After years of questioning why people fear him, Death takes on human form for three days so that he can mingle among mortals and find an answer. He finds a host in Duke Lambert after revealing himself and his intentions to the Duke, and takes up temporary residence in the Duke's villa. However, events soon spiral out of control as Death falls in love with the beautiful young Grazia. As he does so, Duke Lambert, the father of Grazia's mortal lover Corrado, begs him to give Grazia up and leave her among the living. Death must decide whether to seek his own happiness, or sacrifice it so that Grazia may live.
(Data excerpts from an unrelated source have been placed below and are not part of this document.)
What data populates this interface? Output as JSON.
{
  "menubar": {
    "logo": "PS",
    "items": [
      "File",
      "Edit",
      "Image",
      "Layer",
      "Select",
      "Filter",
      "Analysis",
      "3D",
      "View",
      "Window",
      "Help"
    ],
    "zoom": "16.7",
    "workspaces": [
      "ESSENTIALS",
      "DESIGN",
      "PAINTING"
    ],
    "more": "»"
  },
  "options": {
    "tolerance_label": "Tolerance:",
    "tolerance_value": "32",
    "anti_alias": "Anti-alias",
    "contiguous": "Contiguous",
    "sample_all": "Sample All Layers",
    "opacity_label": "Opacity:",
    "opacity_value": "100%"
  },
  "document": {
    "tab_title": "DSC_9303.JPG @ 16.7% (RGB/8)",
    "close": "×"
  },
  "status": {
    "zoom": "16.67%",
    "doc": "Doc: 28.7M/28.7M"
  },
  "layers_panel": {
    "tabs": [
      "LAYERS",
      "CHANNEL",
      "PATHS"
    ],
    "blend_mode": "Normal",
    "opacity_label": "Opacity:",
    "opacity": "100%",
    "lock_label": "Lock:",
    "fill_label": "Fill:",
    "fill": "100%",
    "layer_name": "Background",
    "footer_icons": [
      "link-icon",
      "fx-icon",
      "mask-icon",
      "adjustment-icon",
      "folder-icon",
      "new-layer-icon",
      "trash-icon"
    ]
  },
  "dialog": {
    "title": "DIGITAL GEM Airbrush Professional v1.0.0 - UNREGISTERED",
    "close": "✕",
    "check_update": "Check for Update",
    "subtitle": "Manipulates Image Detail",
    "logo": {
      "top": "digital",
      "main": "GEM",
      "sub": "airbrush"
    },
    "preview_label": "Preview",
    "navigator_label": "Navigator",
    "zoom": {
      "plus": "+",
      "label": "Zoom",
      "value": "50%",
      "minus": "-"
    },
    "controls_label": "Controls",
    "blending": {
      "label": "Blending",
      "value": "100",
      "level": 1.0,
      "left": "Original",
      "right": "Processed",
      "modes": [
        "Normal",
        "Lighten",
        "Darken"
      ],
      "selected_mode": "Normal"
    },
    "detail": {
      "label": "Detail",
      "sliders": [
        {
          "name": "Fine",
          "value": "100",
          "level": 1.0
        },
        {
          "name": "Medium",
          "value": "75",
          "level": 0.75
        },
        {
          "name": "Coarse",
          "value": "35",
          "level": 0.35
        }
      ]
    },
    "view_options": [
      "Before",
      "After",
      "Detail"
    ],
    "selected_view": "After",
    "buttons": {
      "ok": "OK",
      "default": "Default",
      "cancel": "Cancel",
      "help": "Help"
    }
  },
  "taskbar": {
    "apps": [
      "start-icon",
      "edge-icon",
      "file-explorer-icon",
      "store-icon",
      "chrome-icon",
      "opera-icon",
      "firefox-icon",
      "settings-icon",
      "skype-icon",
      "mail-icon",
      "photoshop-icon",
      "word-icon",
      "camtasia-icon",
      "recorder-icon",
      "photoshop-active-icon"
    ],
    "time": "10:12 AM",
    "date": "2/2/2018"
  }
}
The film was an enormous critical success. Time called it "thoughtful and delicately morbid", while Mordaunt Hall for The New York Times wrote that "it is an impressive picture, each scene of which calls for close attention". Richard Watts, Jr, for the New York Herald Tribune, described it as "An interesting, frequently striking and occasionally beautiful dramatic fantasy", while the Chicago Daily Tribune said that March was "completely submerged in probably the greatest role he has ever played." Variety called it "the kind of story and picture that beckons the thinker, and for this reason is likely to have greater appeal among the intelligensia." It praised March's performance as "skillful". John Mosher of The New Yorker wrote that the film was "nicely done", although he suggested it was "a little obnoxious with all its talk of being in love with death." The film was a box-office disappointment for Paramount. The American Film Institute recognized the film with a nomination in its 2002 list, AFI's 100 Years...100 Passions.
Universal Studios, which acquired the rights to the film in 1962 following a merger with then-owners MCA, made a 1971 television production featuring Yvette Mimieux, Monte Markham, Myrna Loy, Melvyn Douglas and Bert Convy. Loy related in her biography that the production was marred by a decline in filming production standards; she described a frustrated Douglas storming off the set and returning to his home in New York when a tour guide interrupted the filming of one of his dramatic scenes to point out Rock Hudson's dressing room.
A May 2006 episode of the television dramaMedium also builds on the concept of death portrayed as a man. The season 2 episode is similarly called, "Death Takes a Policy."